Percival Lowell was convinced there was life on Mars. In 1895, the astronomer commissioned a telescope to look as close as possible at the surface of the the red planet. Made by Alvin Clark & Sons, the leading telescope makers of the time, the refracting telescope housed in the Lowell Observatory in Flagstaff, Arizona continues to be used to view the heavens, even if life still seems scarce out there. However, the 117-year-old telescope is in need of major restoration, and the Lowell Observatory is holding a crowdsourcing campaign to help it into another century of discovery.

article-imageClark Telescope (via Wikimedia)

“It feels like we’re in a Jules Verne novel,” says Kevin Schindler at the Lowell Observatory in the fundraising video. And it’s totally true. The metal body of the telescope angles up in a dome made of Ponderosa pine wood harvested from the local forests, and rotates on 25 replica 1954 Ford tires.
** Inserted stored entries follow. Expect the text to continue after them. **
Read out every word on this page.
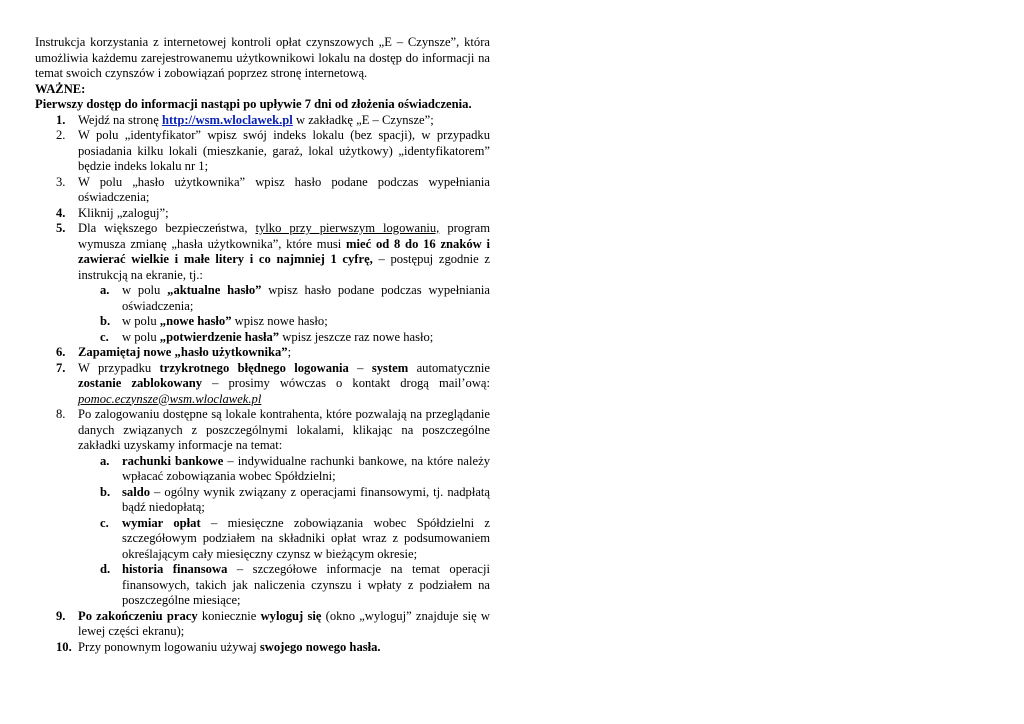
Instrukcja korzystania z internetowej kontroli opłat czynszowych „E – Czynsze”, która umożliwia każdemu zarejestrowanemu użytkownikowi lokalu na dostęp do informacji na temat swoich czynszów i zobowiązań poprzez stronę internetową.
WAŻNE:
Pierwszy dostęp do informacji nastąpi po upływie 7 dni od złożenia oświadczenia.
1. Wejdź na stronę http://wsm.wloclawek.pl w zakładkę „E – Czynsze”;
2. W polu „identyfikator” wpisz swój indeks lokalu (bez spacji), w przypadku posiadania kilku lokali (mieszkanie, garaż, lokal użytkowy) „identyfikatorem” będzie indeks lokalu nr 1;
3. W polu „hasło użytkownika” wpisz hasło podane podczas wypełniania oświadczenia;
4. Kliknij „zaloguj”;
5. Dla większego bezpieczeństwa, tylko przy pierwszym logowaniu, program wymusza zmianę „hasła użytkownika”, które musi mieć od 8 do 16 znaków i zawierać wielkie i małe litery i co najmniej 1 cyfrę, – postępuj zgodnie z instrukcją na ekranie, tj.:
a. w polu „aktualne hasło” wpisz hasło podane podczas wypełniania oświadczenia;
b. w polu „nowe hasło” wpisz nowe hasło;
c.	w polu „potwierdzenie hasła” wpisz jeszcze raz nowe hasło;
6. Zapamiętaj nowe „hasło użytkownika”;
7. W przypadku trzykrotnego błędnego logowania – system automatycznie zostanie zablokowany – prosimy wówczas o kontakt drogą mail’ową: pomoc.eczynsze@wsm.wloclawek.pl
8. Po zalogowaniu dostępne są lokale kontrahenta, które pozwalają na przeglądanie danych związanych z poszczególnymi lokalami, klikając na poszczególne zakładki uzyskamy informacje na temat:
a. rachunki bankowe – indywidualne rachunki bankowe, na które należy wpłacać zobowiązania wobec Spółdzielni;
b. saldo – ogólny wynik związany z operacjami finansowymi, tj. nadpłatą bądź niedopłatą;
c.	wymiar opłat – miesięczne zobowiązania wobec Spółdzielni z szczegółowym podziałem na składniki opłat wraz z podsumowaniem określającym cały miesięczny czynsz w bieżącym okresie;
d. historia finansowa – szczegółowe informacje na temat operacji finansowych, takich jak naliczenia czynszu i wpłaty z podziałem na poszczególne miesiące;
9. Po zakończeniu pracy koniecznie wyloguj się (okno „wyloguj” znajduje się w lewej części ekranu);
10. Przy ponownym logowaniu używaj swojego nowego hasła.
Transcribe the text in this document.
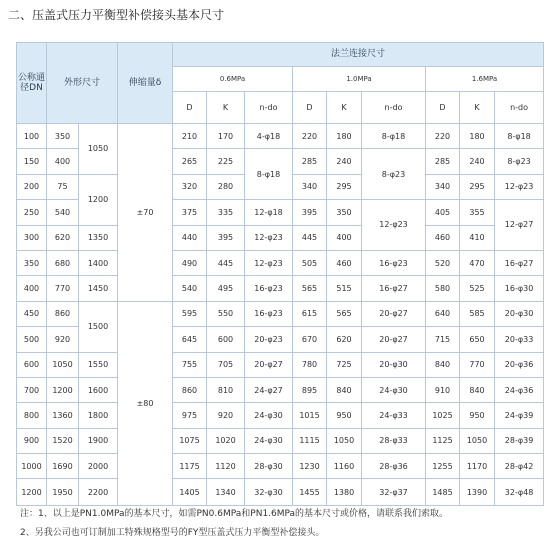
二、压盖式压力平衡型补偿接头基本尺寸
公称通径DN	外形尺寸		伸缩量δ	法兰连接尺寸								
				0.6MPa			1.0MPa			1.6MPa		
				D	K	n-do	D	K	n-do	D	K	n-do
100	350	1050	±70	210	170	4-φ18	220	180	8-φ18	220	180	8-φ18
150	400			265	225	8-φ18	285	240	8-φ23	285	240	8-φ23
200	75	1200		320	280		340	295		340	295	12-φ23
250	540			375	335	12-φ18	395	350	12-φ23	405	355	12-φ27
300	620	1350		440	395	12-φ23	445	400		460	410	
350	680	1400		490	445	12-φ23	505	460	16-φ23	520	470	16-φ27
400	770	1450		540	495	16-φ23	565	515	16-φ27	580	525	16-φ30
450	860	1500	±80	595	550	16-φ23	615	565	20-φ27	640	585	20-φ30
500	920			645	600	20-φ23	670	620	20-φ27	715	650	20-φ33
600	1050	1550		755	705	20-φ27	780	725	20-φ30	840	770	20-φ36
700	1200	1600		860	810	24-φ27	895	840	24-φ30	910	840	24-φ36
800	1360	1800		975	920	24-φ30	1015	950	24-φ33	1025	950	24-φ39
900	1520	1900		1075	1020	24-φ30	1115	1050	28-φ33	1125	1050	28-φ39
1000	1690	2000		1175	1120	28-φ30	1230	1160	28-φ36	1255	1170	28-φ42
1200	1950	2200		1405	1340	32-φ30	1455	1380	32-φ37	1485	1390	32-φ48
注：1、以上是PN1.0MPa的基本尺寸，如需PN0.6MPa和PN1.6MPa的基本尺寸或价格，请联系我们索取。
2、另我公司也可订制加工特殊规格型号的FY型压盖式压力平衡型补偿接头。
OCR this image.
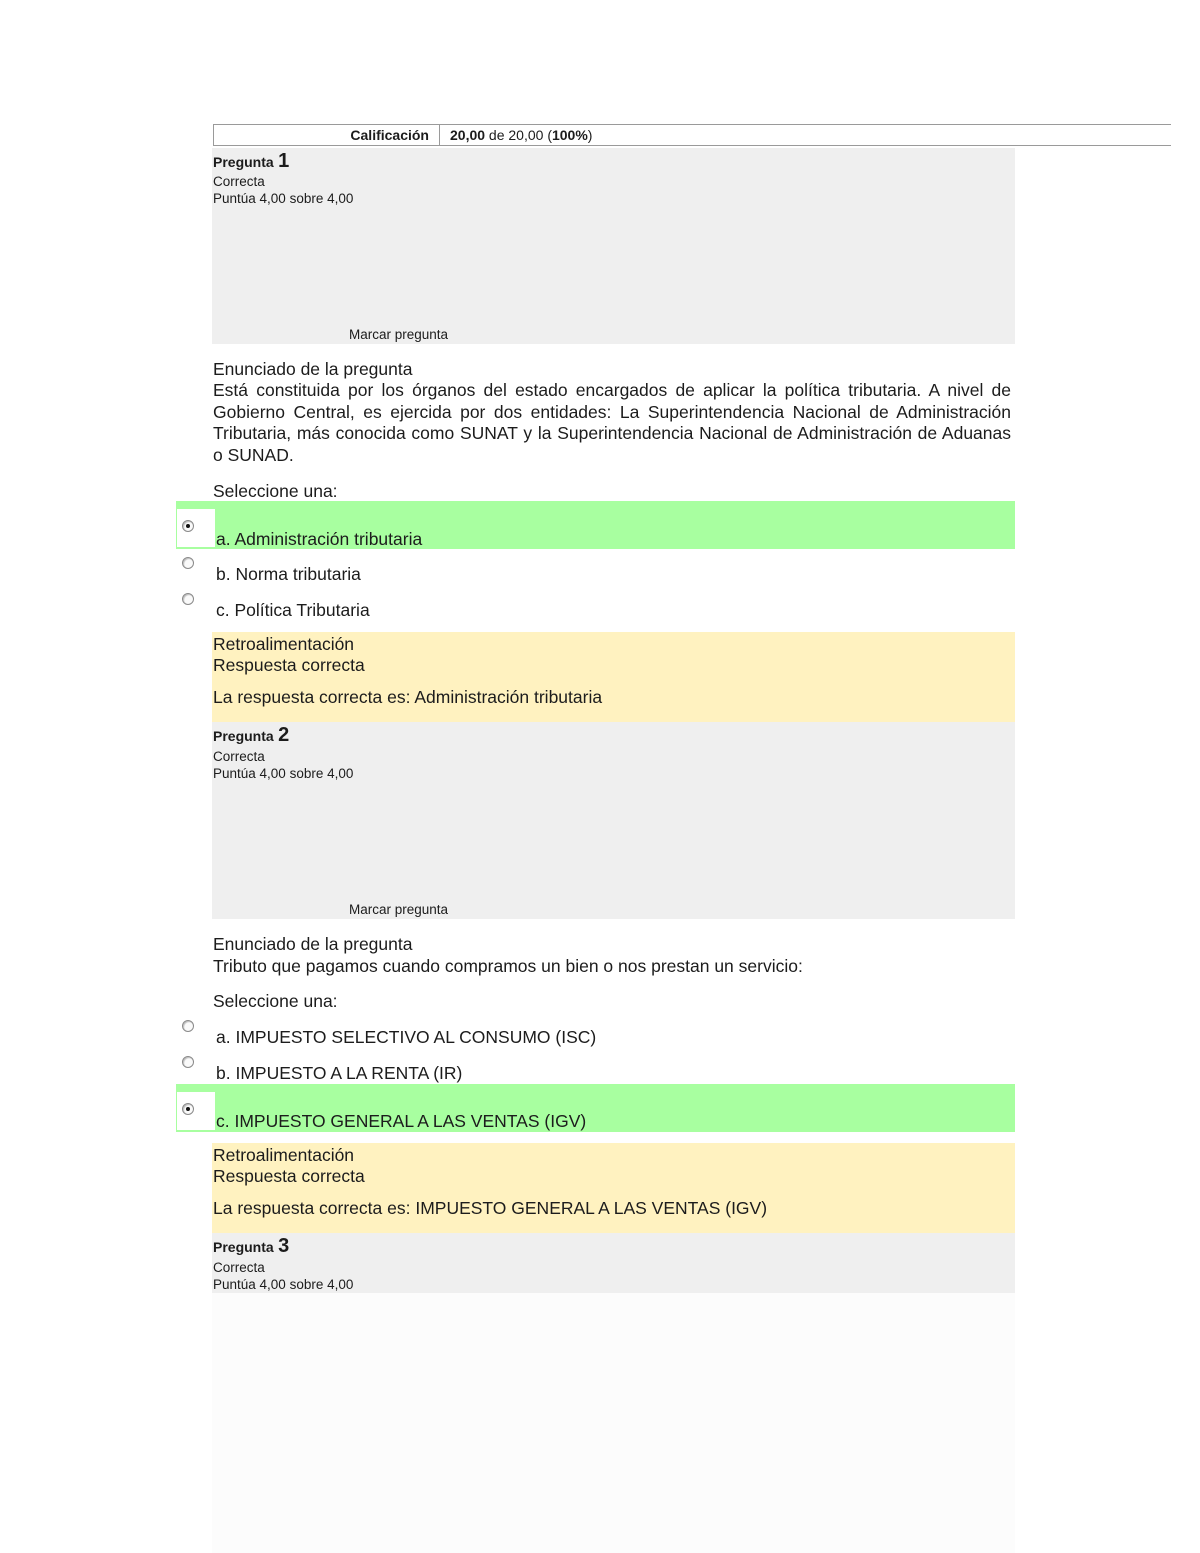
Calificación	20,00 de 20,00 (100%)
Pregunta 1
Correcta
Puntúa 4,00 sobre 4,00
Marcar pregunta
Enunciado de la pregunta
Está constituida por los órganos del estado encargados de aplicar la política tributaria. A nivel de Gobierno Central, es ejercida por dos entidades: La Superintendencia Nacional de Administración Tributaria, más conocida como SUNAT y la Superintendencia Nacional de Administración de Aduanas o SUNAD.
Seleccione una:
a. Administración tributaria
b. Norma tributaria
c. Política Tributaria
Retroalimentación
Respuesta correcta
La respuesta correcta es: Administración tributaria
Pregunta 2
Correcta
Puntúa 4,00 sobre 4,00
Marcar pregunta
Enunciado de la pregunta
Tributo que pagamos cuando compramos un bien o nos prestan un servicio:
Seleccione una:
a. IMPUESTO SELECTIVO AL CONSUMO (ISC)
b. IMPUESTO A LA RENTA (IR)
c. IMPUESTO GENERAL A LAS VENTAS (IGV)
Retroalimentación
Respuesta correcta
La respuesta correcta es: IMPUESTO GENERAL A LAS VENTAS (IGV)
Pregunta 3
Correcta
Puntúa 4,00 sobre 4,00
It’s one of the oldest observatories in the country, and up until the mid-20th century was a hub for scientific stargazers, such as astronomer Vesto Slipher in 1912 who was the first to see evidence that the universe was expanding, and in the 1960s artists and scientists teamed up to use the telescope to create intricate maps of the moon for the NASA Apollo missions.

article-imageLowell Observatory (via Wikimedia)

Now, anyone can come to the telescope for one of Lowell Observatory’s tours or nighttime observation events. However, many of the telescope’s parts haven’t been cleaned or replaced since it was built. Now with the Rover up patrolling the Mars surface, who knows, maybe we will soon even find some of that life Lowell so believed in. Either way, it’s sure that with repairs his telescope can continue inspiring and intriguing budding astronomers to keep imagining what secrets are held by the stars.